Алешу сердила фамильярность, с которой по-прежнему разговаривал с ним Кудинов. Все-таки Алеша — офицер. За одно неприветствие в тылу красноармейцы наряд, а то и гауптвахту получают. Попробуй жаловаться — дисциплина! А Кудинов сразу взял панибратский тон в разговоре с Алешей, и Алеша не мог возразить ему. Боялся попасть в смешное положение. Ведь Кудинов не смолчит, а есть ли более удачная мишень для насмешек, чем необстрелянный юнец! Мало еще Алеше лет, всего восемнадцать, и солидности никакой.
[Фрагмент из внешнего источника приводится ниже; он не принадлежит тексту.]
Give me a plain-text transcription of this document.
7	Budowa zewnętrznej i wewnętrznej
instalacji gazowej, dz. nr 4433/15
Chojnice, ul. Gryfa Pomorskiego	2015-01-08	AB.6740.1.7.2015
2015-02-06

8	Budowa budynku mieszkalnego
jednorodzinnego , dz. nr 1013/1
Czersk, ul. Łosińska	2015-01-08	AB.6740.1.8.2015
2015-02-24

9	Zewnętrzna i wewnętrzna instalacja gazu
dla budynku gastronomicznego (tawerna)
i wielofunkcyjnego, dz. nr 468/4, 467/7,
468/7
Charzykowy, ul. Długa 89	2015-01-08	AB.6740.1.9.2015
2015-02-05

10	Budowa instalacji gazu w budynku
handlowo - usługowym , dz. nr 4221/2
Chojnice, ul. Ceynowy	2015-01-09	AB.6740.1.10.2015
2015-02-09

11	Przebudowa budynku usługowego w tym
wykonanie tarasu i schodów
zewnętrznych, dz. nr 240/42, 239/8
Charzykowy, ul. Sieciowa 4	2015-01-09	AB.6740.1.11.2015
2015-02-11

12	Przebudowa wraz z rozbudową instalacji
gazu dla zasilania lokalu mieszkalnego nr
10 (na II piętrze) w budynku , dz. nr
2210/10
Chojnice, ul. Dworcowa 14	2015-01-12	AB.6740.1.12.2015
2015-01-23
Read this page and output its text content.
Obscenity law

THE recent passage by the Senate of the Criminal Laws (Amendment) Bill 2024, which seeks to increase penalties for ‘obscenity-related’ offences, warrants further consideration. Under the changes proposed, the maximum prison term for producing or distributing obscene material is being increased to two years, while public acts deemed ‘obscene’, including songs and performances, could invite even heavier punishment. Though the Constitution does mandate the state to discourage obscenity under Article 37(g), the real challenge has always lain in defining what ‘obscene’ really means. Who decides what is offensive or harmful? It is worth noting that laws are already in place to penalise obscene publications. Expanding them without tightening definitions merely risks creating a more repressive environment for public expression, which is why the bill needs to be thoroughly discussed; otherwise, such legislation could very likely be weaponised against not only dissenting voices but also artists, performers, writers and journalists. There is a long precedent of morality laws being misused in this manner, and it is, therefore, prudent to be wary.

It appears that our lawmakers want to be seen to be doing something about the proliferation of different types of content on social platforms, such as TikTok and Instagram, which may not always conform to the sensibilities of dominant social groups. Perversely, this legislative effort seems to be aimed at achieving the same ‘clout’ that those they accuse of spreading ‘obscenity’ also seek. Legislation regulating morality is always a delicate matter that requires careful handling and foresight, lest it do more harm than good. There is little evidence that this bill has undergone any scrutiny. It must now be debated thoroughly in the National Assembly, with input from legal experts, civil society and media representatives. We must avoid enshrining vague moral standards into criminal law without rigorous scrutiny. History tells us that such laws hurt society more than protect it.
«Ничего. Вот повоюю немного, осмотрюсь, как другие офицеры поступают. И будешь ты, Кудинов, уважать меня», — мстительно думал он.
Кудинов чем-то зашуршал в темноте. Очевидно, полез в карман за куревом. А насчет наблюдения вслепую разведчик смеется над Алешей. Нельзя тут ничего определить, когда не видно ни ориентира, ни цели.
Алеша приподнялся на локте, затем сел и осторожно потянулся к амбразуре, стремясь не опрокинуть стереотрубу. Луна скрылась в туче, и помрачнела степь.